Path to the main Python script to execute.

job = client.submit(script="train.py")
job = client.submit(script="src/main.py")

include_patterns

Glob patterns for files to include with your job.

job = client.submit(
script="train.py",
include_patterns=[
"*.yaml", # All YAML files in root
"data/*.csv", # CSV files in data folder
"models/**/*.pt", # All .pt files in models (recursive)
"configs/*.json" # JSON files in configs folder
]
)

Pattern syntax:

PatternMatches
*.yamlAll YAML files in current directory
**/*.yamlAll YAML files recursively
data/*.csvCSV files in data/ directory
models/**/*.ptAll .pt files under models/
Automatic Detection

By default, the SDK automatically detects files referenced in your code. Use include_patterns when you need to include files that aren't directly referenced, or when auto-detection misses something.

exclude_patterns

Glob patterns for files to exclude from your job.

job = client.submit(
script="train.py",
exclude_patterns=[
"*.pyc", # Compiled Python
"__pycache__/*", # Cache directories
"*.log", # Log files
".git/*", # Git directory
"*.egg-info/*", # Package metadata
"tests/*" # Test files
]
)

requirements

List of pip packages to install.

job = client.submit(
script="train.py",
requirements=["torch", "transformers", "wandb"]
)

# With version constraints
job = client.submit(
script="train.py",
requirements=[
"torch>=2.0.0",
"transformers==4.35.0",
"wandb~=0.16.0"
]
)

additional_files

Explicitly include files that aren't auto-detected.

job = client.submit(
script="train.py",
additional_files=["model.py", "utils.py", "../data/processed"]
)
Files Outside Script Directory

When including files outside your script's directory (paths with ../), the .. components are stripped and files are placed alongside your script. For example, ../data/processed/ becomes data/processed/ relative to your script.
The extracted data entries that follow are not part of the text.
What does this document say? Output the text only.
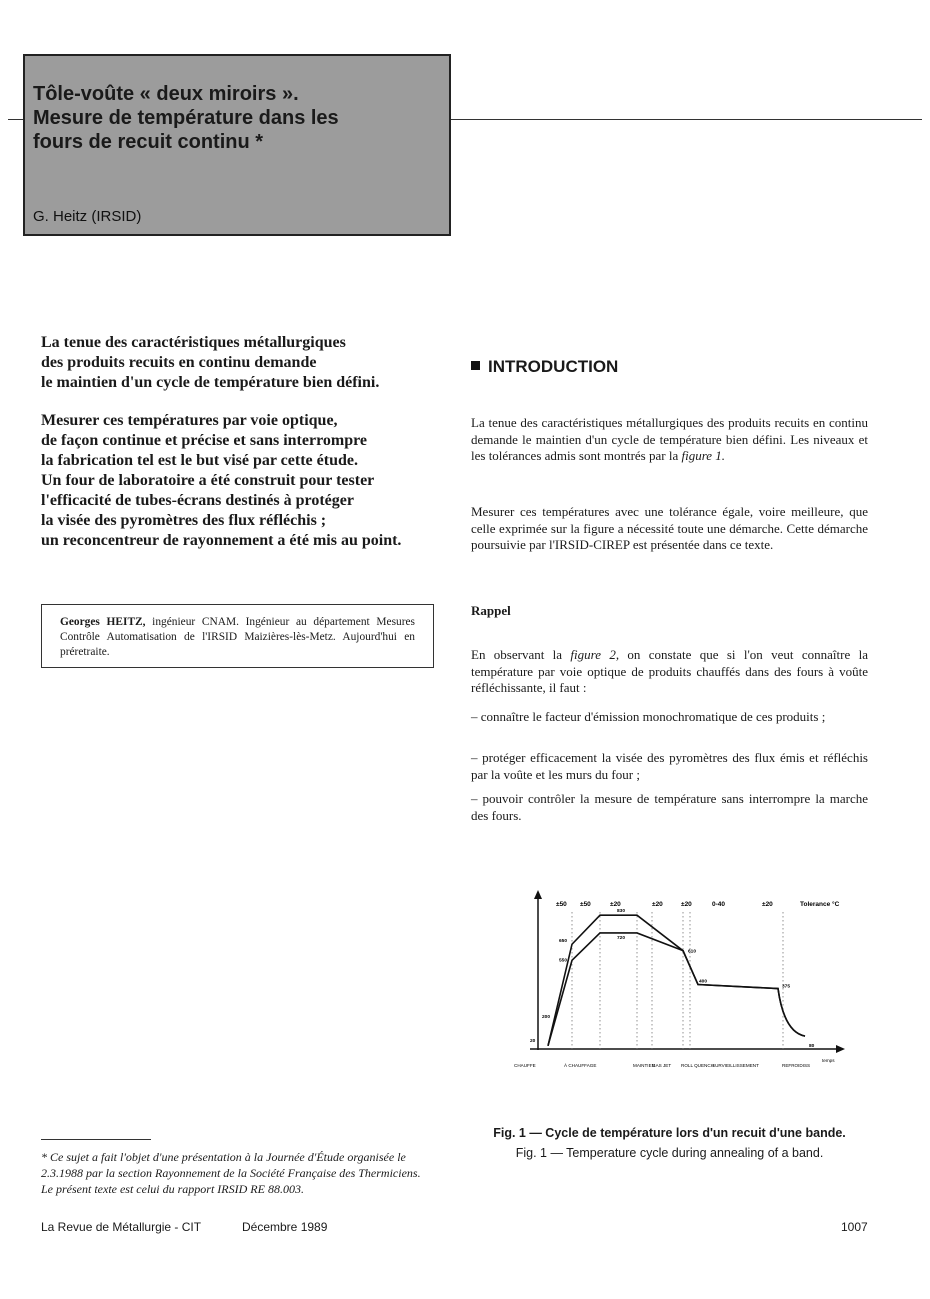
Tôle-voûte « deux miroirs ».
Mesure de température dans les
fours de recuit continu *
G. Heitz (IRSID)
La tenue des caractéristiques métallurgiques
des produits recuits en continu demande
le maintien d'un cycle de température bien défini.
Mesurer ces températures par voie optique,
de façon continue et précise et sans interrompre
la fabrication tel est le but visé par cette étude.
Un four de laboratoire a été construit pour tester
l'efficacité de tubes-écrans destinés à protéger
la visée des pyromètres des flux réfléchis ;
un reconcentreur de rayonnement a été mis au point.
Georges HEITZ, ingénieur CNAM. Ingénieur au département Mesures Contrôle Automatisation de l'IRSID Maizières-lès-Metz. Aujourd'hui en préretraite.
INTRODUCTION
La tenue des caractéristiques métallurgiques des produits recuits en continu demande le maintien d'un cycle de température bien défini. Les niveaux et les tolérances admis sont montrés par la figure 1.
Mesurer ces températures avec une tolérance égale, voire meilleure, que celle exprimée sur la figure a nécessité toute une démarche. Cette démarche poursuivie par l'IRSID-CIREP est présentée dans ce texte.
Rappel
En observant la figure 2, on constate que si l'on veut connaître la température par voie optique de produits chauffés dans des fours à voûte réfléchissante, il faut :
– connaître le facteur d'émission monochromatique de ces produits ;
– protéger efficacement la visée des pyromètres des flux émis et réfléchis par la voûte et les murs du four ;
– pouvoir contrôler la mesure de température sans interrompre la marche des fours.
830
720
650
550
610
400
375
200
20
80
±50 ±50	±20	±20	±20	0-40	±20	Tolerance °C
CHAUFFE	À CHAUFFAGE	MAINTIEN
GAS JET ROLL QUENCH
SURVIEILLISSEMENT	REFROIDISS
temps
Fig. 1 — Cycle de température lors d'un recuit d'une bande.
Fig. 1 — Temperature cycle during annealing of a band.
* Ce sujet a fait l'objet d'une présentation à la Journée d'Étude organisée le 2.3.1988 par la section Rayonnement de la Société Française des Thermiciens. Le présent texte est celui du rapport IRSID RE 88.003.
La Revue de Métallurgie - CIT	Décembre 1989	1007
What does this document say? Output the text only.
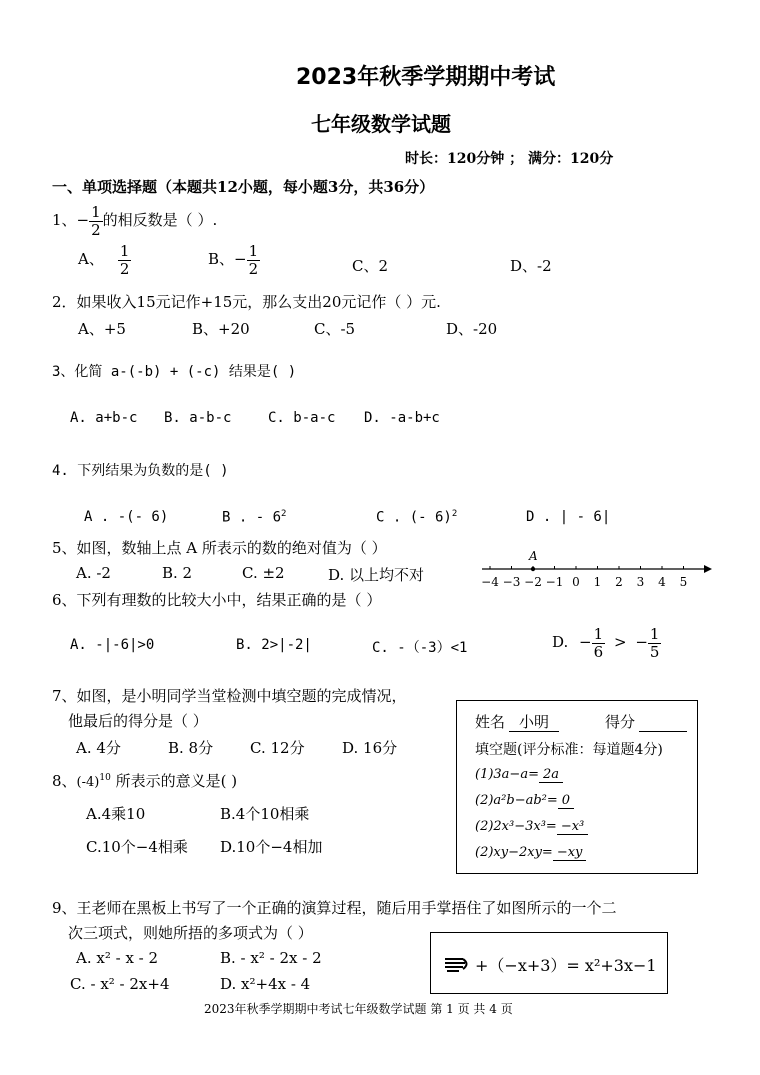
2023年秋季学期期中考试
七年级数学试题
时长：120分钟 ； 满分：120分
一、单项选择题（本题共12小题，每小题3分，共36分）
1、− $\frac{1}{2}$ 的相反数是（ ）.
A、 $\frac{1}{2}$	B、− $\frac{1}{2}$	C、2	D、-2
2．如果收入15元记作+15元，那么支出20元记作（ ）元.
A、+5	B、+20	C、-5	D、-20
3、化简 a-(-b) + (-c) 结果是( )
A. a+b-c B. a-b-c	C. b-a-c D. -a-b+c
4. 下列结果为负数的是( )
A . -(- 6)	B . - $6^2$	C . (- 6)$^2$	D . | - 6|
5、如图，数轴上点 A 所表示的数的绝对值为（ ）
A. -2	B. 2	C. ±2	D. 以上均不对	−4 −3 −2 −1 0 1 2 3 4 5
A
6、下列有理数的比较大小中，结果正确的是（ ）
A. -|-6|>0	B. 2>|-2|	C. -（-3）<1	D. − $\frac{1}{6}$ > − $\frac{1}{5}$
7、如图，是小明同学当堂检测中填空题的完成情况，
他最后的得分是（ ）
A. 4分	B. 8分 C. 12分 D. 16分
姓名 小明	得分
填空题(评分标准：每道题4分)
(1)3a−a= 2a
(2)a²b−ab²= 0
(2)2x³−3x³= −x³
(2)xy−2xy= −xy
8、$(-4)^{10}$ 所表示的意义是( )
A.4乘10	B.4个10相乘
C.10个−4相乘 D.10个−4相加
9、王老师在黑板上书写了一个正确的演算过程，随后用手掌捂住了如图所示的一个二
次三项式，则她所捂的多项式为（ ）
A. x² - x - 2	B. - x² - 2x - 2
C. - x² - 2x+4	D. x²+4x - 4
+（−x+3）= x²+3x−1
2023年秋季学期期中考试七年级数学试题 第 1 页 共 4 页
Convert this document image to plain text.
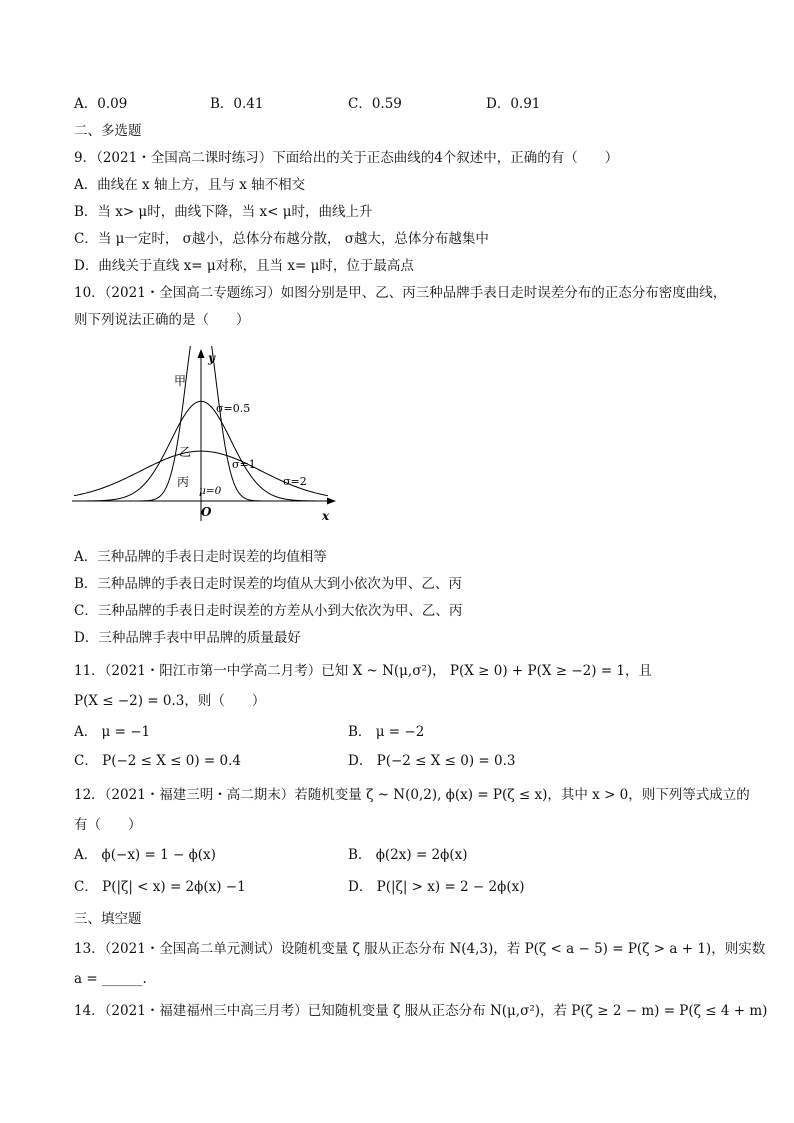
A．0.09	B．0.41	C．0.59	D．0.91
二、多选题
9．（2021・全国高二课时练习）下面给出的关于正态曲线的4个叙述中，正确的有（　　）
A．曲线在 x 轴上方，且与 x 轴不相交
B．当 x> μ时，曲线下降，当 x< μ时，曲线上升
C．当 μ一定时， σ越小，总体分布越分散， σ越大，总体分布越集中
D．曲线关于直线 x= μ对称，且当 x= μ时，位于最高点
10．（2021・全国高二专题练习）如图分别是甲、乙、丙三种品牌手表日走时误差分布的正态分布密度曲线，
则下列说法正确的是（　　）
y
x
O
甲
乙
丙
σ=0.5
σ=1
σ=2
μ=0
A．三种品牌的手表日走时误差的均值相等
B．三种品牌的手表日走时误差的均值从大到小依次为甲、乙、丙
C．三种品牌的手表日走时误差的方差从小到大依次为甲、乙、丙
D．三种品牌手表中甲品牌的质量最好
11．（2021・阳江市第一中学高二月考）已知 X ~ N(μ,σ²)， P(X ≥ 0) + P(X ≥ −2) = 1，且
P(X ≤ −2) = 0.3，则（　　）
A． μ = −1	B． μ = −2
C． P(−2 ≤ X ≤ 0) = 0.4	D． P(−2 ≤ X ≤ 0) = 0.3
12．（2021・福建三明・高二期末）若随机变量 ζ ~ N(0,2), ϕ(x) = P(ζ ≤ x)，其中 x > 0，则下列等式成立的
有（　　）
A． ϕ(−x) = 1 − ϕ(x)	B． ϕ(2x) = 2ϕ(x)
C． P(|ζ| < x) = 2ϕ(x) −1	D． P(|ζ| > x) = 2 − 2ϕ(x)
三、填空题
13．（2021・全国高二单元测试）设随机变量 ζ 服从正态分布 N(4,3)，若 P(ζ < a − 5) = P(ζ > a + 1)，则实数
a = ______.
14．（2021・福建福州三中高三月考）已知随机变量 ζ 服从正态分布 N(μ,σ²)，若 P(ζ ≥ 2 − m) = P(ζ ≤ 4 + m)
Use relative paths in your script to access these files.

requirements_file

Path to a requirements.txt file.

job = client.submit(
script="train.py",
requirements_file="requirements.txt"
)

You can combine both:

job = client.submit(
script="train.py",
requirements_file="requirements.txt",
requirements=["wandb"] # Additional packages
)

Resource Configuration

gpu_count

Number of GPUs to request.

job = client.submit(
script="train.py",
gpu_count=1 # Default: 1
)

# Multi-GPU training
job = client.submit(
script="distributed_train.py",
gpu_count=4
)

memory_request

Minimum memory guaranteed for your job.

job = client.submit(
script="train.py",
memory_request="16Gi" # Default: "8Gi"
)

Format: Use Kubernetes notation: "8Gi", "16Gi", "32Gi", etc.

memory_limit

Maximum memory your job can use.

job = client.submit(
script="train.py",
memory_limit="32Gi" # Default: "16Gi"
)

Guidelines:

Model Sizememory_requestmemory_limit
Small (< 1B params)8Gi16Gi
Medium (1B - 7B params)16Gi32Gi
Large (7B+ params)32Gi64Gi

worker_image

Docker image to run your job.

job = client.submit(
script="train.py",
worker_image="pytorch/pytorch:2.5.1-cuda12.4-cudnn9-runtime"
)

Available images:

ImageDescription
pytorch/pytorch:2.5.1-cuda12.4-cudnn9-runtimeDefault PyTorch 2.5 with CUDA 12.4
nvcr.io/nvidia/pytorch:24.01-py3NVIDIA optimized PyTorch
nvcr.io/nvidia/tensorflow:24.01-tf2-py3NVIDIA TensorFlow 2
nvcr.io/nvidia/tritonserver:24.01-py3NVIDIA Triton for serving

Job Settings

job_id

Custom identifier for your job.

job = client.submit(
script="train.py",
job_id="bert-finetune-exp-001"
)

Requirements:

  • Alphanumeric characters and hyphens only
  • Maximum 63 characters
  • Must be unique

If not provided, a unique ID is auto-generated: job-20240103-143052-a1b2c3

workload_type

Type of workload, affects scheduling priority.

job = client.submit(
script="train.py",
workload_type="training" # Default
)
TypeUse CaseEviction Priority
trainingModel trainingHighest (rarely evicted)
finetuningFine-tuning pre-trained modelsMedium
inferenceBatch inference, evaluationLowest

priority

Job priority (1-10), affects scheduling order and eviction.

job = client.submit(
script="train.py",
priority=8 # Default: 5
)
PriorityBehavior
1-3Low priority, evicted first for higher priority jobs
4-6Normal priority
7-10High priority, rarely evicted
tip

Use high priority (7-10) for important production jobs. Use low priority (1-3) for experimental or non-urgent work.


Environment Variables

env

Dictionary of environment variables for your script.

job = client.submit(
script="train.py",
env={
"WANDB_API_KEY": "your-wandb-key",
"HF_TOKEN": "your-huggingface-token",
"DEBUG": "true",
"LEARNING_RATE": "0.001",
"BATCH_SIZE": "32"
}
)

Access in your script:

import os

wandb_key = os.environ.get("WANDB_API_KEY")
lr = float(os.environ.get("LEARNING_RATE", "0.001"))
batch_size = int(os.environ.get("BATCH_SIZE", "32"))
debug = os.environ.get("DEBUG", "false").lower() == "true"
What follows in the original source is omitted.